Dominator Computation

  • O(V+E) retained size computation — Stack-based DFS post-order traversal instead of iterative fixpoint
  • Vec-indexed stateretained_sizes, shallow_sizes, and node_data_map use Vec<T> indexed by NodeIndex for cache-friendly sequential access

Memory Management

  • Arc-wrapped AnalysisState — Cloning state references for concurrent access is a single atomic increment
  • String interning — Class names use Arc<str> shared across all instances of the same class
  • Explicit drops — Intermediate data structures (string table, class field info) are explicitly dropped after their last use

Tips for Large Files

Before Analysis

  1. Close unnecessary applications to free RAM
  2. Ensure sufficient disk space — Memory mapping may use swap if RAM is low
  3. Use SSD storage for the HPROF file

During Analysis

Monitor the hprof-server process:

# macOS
top -pid $(pgrep hprof-server)

# Linux
htop -p $(pgrep hprof-server)

Expected behavior:

  • CPU usage: one core at 100% during graph building and dominator computation
  • Memory usage: climbs to 3-4x file size, then stabilizes at 1-2x

If Analysis Fails

  • SIGKILL (exit code 137) — Out of memory.
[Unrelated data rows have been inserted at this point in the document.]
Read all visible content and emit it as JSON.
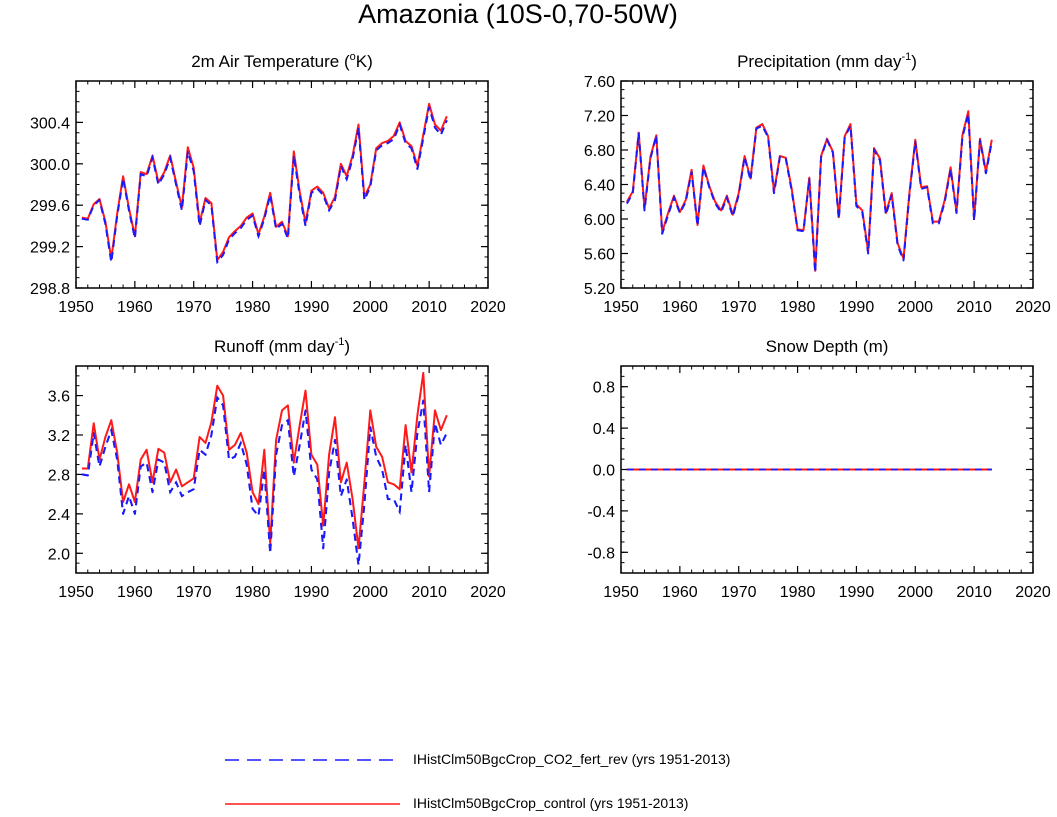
{
  "title": "Amazonia (10S-0,70-50W)",
  "legend": {
    "position": "bottom-center",
    "items": [
      {
        "label": "IHistClm50BgcCrop_CO2_fert_rev (yrs 1951-2013)",
        "color": "#1a1aff",
        "style": "dashed"
      },
      {
        "label": "IHistClm50BgcCrop_control (yrs 1951-2013)",
        "color": "#ff1a1a",
        "style": "solid"
      }
    ]
  },
  "chart_data": [
    {
      "type": "line",
      "title": "2m Air Temperature",
      "title_unit_base": "(",
      "title_unit_sup": "o",
      "title_unit_tail": "K)",
      "xlim": [
        1950,
        2020
      ],
      "ylim": [
        298.8,
        300.8
      ],
      "xticks": [
        1950,
        1960,
        1970,
        1980,
        1990,
        2000,
        2010,
        2020
      ],
      "yticks": [
        298.8,
        299.2,
        299.6,
        300.0,
        300.4
      ],
      "ytick_labels": [
        "298.8",
        "299.2",
        "299.6",
        "300.0",
        "300.4"
      ],
      "x": [
        1951,
        1952,
        1953,
        1954,
        1955,
        1956,
        1957,
        1958,
        1959,
        1960,
        1961,
        1962,
        1963,
        1964,
        1965,
        1966,
        1967,
        1968,
        1969,
        1970,
        1971,
        1972,
        1973,
        1974,
        1975,
        1976,
        1977,
        1978,
        1979,
        1980,
        1981,
        1982,
        1983,
        1984,
        1985,
        1986,
        1987,
        1988,
        1989,
        1990,
        1991,
        1992,
        1993,
        1994,
        1995,
        1996,
        1997,
        1998,
        1999,
        2000,
        2001,
        2002,
        2003,
        2004,
        2005,
        2006,
        2007,
        2008,
        2009,
        2010,
        2011,
        2012,
        2013
      ],
      "series": [
        {
          "name": "IHistClm50BgcCrop_CO2_fert_rev (yrs 1951-2013)",
          "color": "#1a1aff",
          "style": "dashed",
          "values": [
            299.47,
            299.46,
            299.6,
            299.65,
            299.42,
            299.05,
            299.5,
            299.86,
            299.55,
            299.28,
            299.9,
            299.88,
            300.06,
            299.8,
            299.9,
            300.06,
            299.8,
            299.55,
            300.12,
            299.93,
            299.4,
            299.65,
            299.6,
            299.05,
            299.12,
            299.27,
            299.33,
            299.38,
            299.46,
            299.5,
            299.3,
            299.47,
            299.7,
            299.37,
            299.42,
            299.28,
            300.08,
            299.7,
            299.4,
            299.72,
            299.76,
            299.7,
            299.55,
            299.65,
            299.98,
            299.85,
            300.05,
            300.35,
            299.65,
            299.78,
            300.13,
            300.18,
            300.2,
            300.24,
            300.38,
            300.2,
            300.15,
            299.95,
            300.25,
            300.55,
            300.35,
            300.28,
            300.42
          ]
        },
        {
          "name": "IHistClm50BgcCrop_control (yrs 1951-2013)",
          "color": "#ff1a1a",
          "style": "solid",
          "values": [
            299.48,
            299.47,
            299.61,
            299.66,
            299.44,
            299.08,
            299.52,
            299.88,
            299.57,
            299.3,
            299.92,
            299.9,
            300.08,
            299.82,
            299.92,
            300.08,
            299.82,
            299.58,
            300.16,
            299.96,
            299.43,
            299.67,
            299.62,
            299.07,
            299.15,
            299.29,
            299.35,
            299.4,
            299.48,
            299.52,
            299.32,
            299.49,
            299.72,
            299.39,
            299.44,
            299.3,
            300.12,
            299.73,
            299.43,
            299.74,
            299.78,
            299.72,
            299.57,
            299.68,
            300.0,
            299.88,
            300.08,
            300.38,
            299.68,
            299.8,
            300.15,
            300.2,
            300.22,
            300.27,
            300.4,
            300.22,
            300.17,
            299.98,
            300.28,
            300.58,
            300.38,
            300.32,
            300.46
          ]
        }
      ]
    },
    {
      "type": "line",
      "title": "Precipitation",
      "title_unit_base": "(mm day",
      "title_unit_sup": "-1",
      "title_unit_tail": ")",
      "xlim": [
        1950,
        2020
      ],
      "ylim": [
        5.2,
        7.6
      ],
      "xticks": [
        1950,
        1960,
        1970,
        1980,
        1990,
        2000,
        2010,
        2020
      ],
      "yticks": [
        5.2,
        5.6,
        6.0,
        6.4,
        6.8,
        7.2,
        7.6
      ],
      "ytick_labels": [
        "5.20",
        "5.60",
        "6.00",
        "6.40",
        "6.80",
        "7.20",
        "7.60"
      ],
      "x": [
        1951,
        1952,
        1953,
        1954,
        1955,
        1956,
        1957,
        1958,
        1959,
        1960,
        1961,
        1962,
        1963,
        1964,
        1965,
        1966,
        1967,
        1968,
        1969,
        1970,
        1971,
        1972,
        1973,
        1974,
        1975,
        1976,
        1977,
        1978,
        1979,
        1980,
        1981,
        1982,
        1983,
        1984,
        1985,
        1986,
        1987,
        1988,
        1989,
        1990,
        1991,
        1992,
        1993,
        1994,
        1995,
        1996,
        1997,
        1998,
        1999,
        2000,
        2001,
        2002,
        2003,
        2004,
        2005,
        2006,
        2007,
        2008,
        2009,
        2010,
        2011,
        2012,
        2013
      ],
      "series": [
        {
          "name": "IHistClm50BgcCrop_CO2_fert_rev (yrs 1951-2013)",
          "color": "#1a1aff",
          "style": "dashed",
          "values": [
            6.18,
            6.3,
            7.0,
            6.1,
            6.7,
            6.97,
            5.83,
            6.05,
            6.25,
            6.07,
            6.2,
            6.55,
            5.92,
            6.6,
            6.37,
            6.18,
            6.08,
            6.25,
            6.03,
            6.28,
            6.72,
            6.45,
            7.05,
            7.08,
            6.95,
            6.3,
            6.72,
            6.7,
            6.33,
            5.87,
            5.86,
            6.47,
            5.38,
            6.72,
            6.92,
            6.77,
            6.0,
            6.95,
            7.08,
            6.15,
            6.08,
            5.6,
            6.8,
            6.68,
            6.05,
            6.28,
            5.7,
            5.52,
            6.28,
            6.9,
            6.35,
            6.37,
            5.95,
            5.95,
            6.2,
            6.58,
            6.07,
            6.95,
            7.22,
            5.98,
            6.92,
            6.53,
            6.9
          ]
        },
        {
          "name": "IHistClm50BgcCrop_control (yrs 1951-2013)",
          "color": "#ff1a1a",
          "style": "solid",
          "values": [
            6.2,
            6.32,
            7.0,
            6.12,
            6.72,
            6.97,
            5.85,
            6.07,
            6.27,
            6.08,
            6.22,
            6.57,
            5.93,
            6.62,
            6.38,
            6.2,
            6.1,
            6.27,
            6.05,
            6.3,
            6.73,
            6.47,
            7.06,
            7.1,
            6.96,
            6.32,
            6.73,
            6.71,
            6.35,
            5.88,
            5.87,
            6.48,
            5.4,
            6.73,
            6.93,
            6.78,
            6.02,
            6.96,
            7.1,
            6.17,
            6.1,
            5.62,
            6.82,
            6.7,
            6.07,
            6.3,
            5.72,
            5.54,
            6.3,
            6.92,
            6.37,
            6.38,
            5.97,
            5.97,
            6.22,
            6.6,
            6.08,
            6.97,
            7.25,
            6.0,
            6.93,
            6.55,
            6.92
          ]
        }
      ]
    },
    {
      "type": "line",
      "title": "Runoff",
      "title_unit_base": "(mm day",
      "title_unit_sup": "-1",
      "title_unit_tail": ")",
      "xlim": [
        1950,
        2020
      ],
      "ylim": [
        1.8,
        3.9
      ],
      "xticks": [
        1950,
        1960,
        1970,
        1980,
        1990,
        2000,
        2010,
        2020
      ],
      "yticks": [
        2.0,
        2.4,
        2.8,
        3.2,
        3.6
      ],
      "ytick_labels": [
        "2.0",
        "2.4",
        "2.8",
        "3.2",
        "3.6"
      ],
      "x": [
        1951,
        1952,
        1953,
        1954,
        1955,
        1956,
        1957,
        1958,
        1959,
        1960,
        1961,
        1962,
        1963,
        1964,
        1965,
        1966,
        1967,
        1968,
        1969,
        1970,
        1971,
        1972,
        1973,
        1974,
        1975,
        1976,
        1977,
        1978,
        1979,
        1980,
        1981,
        1982,
        1983,
        1984,
        1985,
        1986,
        1987,
        1988,
        1989,
        1990,
        1991,
        1992,
        1993,
        1994,
        1995,
        1996,
        1997,
        1998,
        1999,
        2000,
        2001,
        2002,
        2003,
        2004,
        2005,
        2006,
        2007,
        2008,
        2009,
        2010,
        2011,
        2012,
        2013
      ],
      "series": [
        {
          "name": "IHistClm50BgcCrop_CO2_fert_rev (yrs 1951-2013)",
          "color": "#1a1aff",
          "style": "dashed",
          "values": [
            2.8,
            2.79,
            3.22,
            2.88,
            3.08,
            3.25,
            2.95,
            2.4,
            2.58,
            2.4,
            2.88,
            2.92,
            2.62,
            2.95,
            2.92,
            2.62,
            2.72,
            2.58,
            2.62,
            2.65,
            3.05,
            3.0,
            3.2,
            3.58,
            3.5,
            2.95,
            2.98,
            3.12,
            2.9,
            2.45,
            2.38,
            2.85,
            2.0,
            3.0,
            3.3,
            3.35,
            2.78,
            3.1,
            3.45,
            2.85,
            2.75,
            2.05,
            2.82,
            3.15,
            2.58,
            2.75,
            2.35,
            1.88,
            2.5,
            3.28,
            2.98,
            2.85,
            2.55,
            2.55,
            2.42,
            3.1,
            2.62,
            3.22,
            3.55,
            2.62,
            3.32,
            3.1,
            3.22
          ]
        },
        {
          "name": "IHistClm50BgcCrop_control (yrs 1951-2013)",
          "color": "#ff1a1a",
          "style": "solid",
          "values": [
            2.86,
            2.86,
            3.32,
            2.95,
            3.18,
            3.35,
            3.02,
            2.52,
            2.7,
            2.52,
            2.95,
            3.05,
            2.72,
            3.06,
            3.02,
            2.72,
            2.85,
            2.68,
            2.72,
            2.76,
            3.18,
            3.12,
            3.33,
            3.7,
            3.6,
            3.05,
            3.1,
            3.22,
            3.02,
            2.62,
            2.5,
            3.05,
            2.1,
            3.15,
            3.45,
            3.5,
            2.92,
            3.3,
            3.65,
            3.0,
            2.9,
            2.28,
            3.0,
            3.38,
            2.72,
            2.92,
            2.55,
            2.05,
            2.72,
            3.45,
            3.08,
            2.98,
            2.72,
            2.7,
            2.65,
            3.3,
            2.82,
            3.4,
            3.83,
            2.78,
            3.45,
            3.25,
            3.4
          ]
        }
      ]
    },
    {
      "type": "line",
      "title": "Snow Depth (m)",
      "title_unit_base": "",
      "title_unit_sup": "",
      "title_unit_tail": "",
      "xlim": [
        1950,
        2020
      ],
      "ylim": [
        -1.0,
        1.0
      ],
      "xticks": [
        1950,
        1960,
        1970,
        1980,
        1990,
        2000,
        2010,
        2020
      ],
      "yticks": [
        -0.8,
        -0.4,
        0.0,
        0.4,
        0.8
      ],
      "ytick_labels": [
        "-0.8",
        "-0.4",
        "0.0",
        "0.4",
        "0.8"
      ],
      "x": [
        1951,
        2013
      ],
      "series": [
        {
          "name": "IHistClm50BgcCrop_CO2_fert_rev (yrs 1951-2013)",
          "color": "#1a1aff",
          "style": "dashed",
          "values": [
            0.0,
            0.0
          ]
        },
        {
          "name": "IHistClm50BgcCrop_control (yrs 1951-2013)",
          "color": "#ff1a1a",
          "style": "solid",
          "values": [
            0.0,
            0.0
          ]
        }
      ]
    }
  ]
}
Close other applications or analyze on a machine with more RAM.
  • Timeout in VS Code — The extension has a 30-second default timeout for RPC requests, but analyze_heap uses an async notification pattern that is not subject to this timeout. If the webview shows an error, check the Output channel for the actual error.
  • Corrupt file errors — The HPROF file may be truncated. Re-capture the heap dump.

Benchmarks

Approximate analysis times on a MacBook Pro (M1, 16 GB RAM):

FileSizeObjectsEdgesGraph BuildDominatorsTotal
Small service26 MB400K1.2M1.2s0.5s2.5s
Medium app212 MB3.1M12M12s4s18s
Large monolith1.1 GB14M58M55s18s80s

These timings include all phases: file mapping, graph construction, dominator computation, leak detection, histogram, and waste analysis.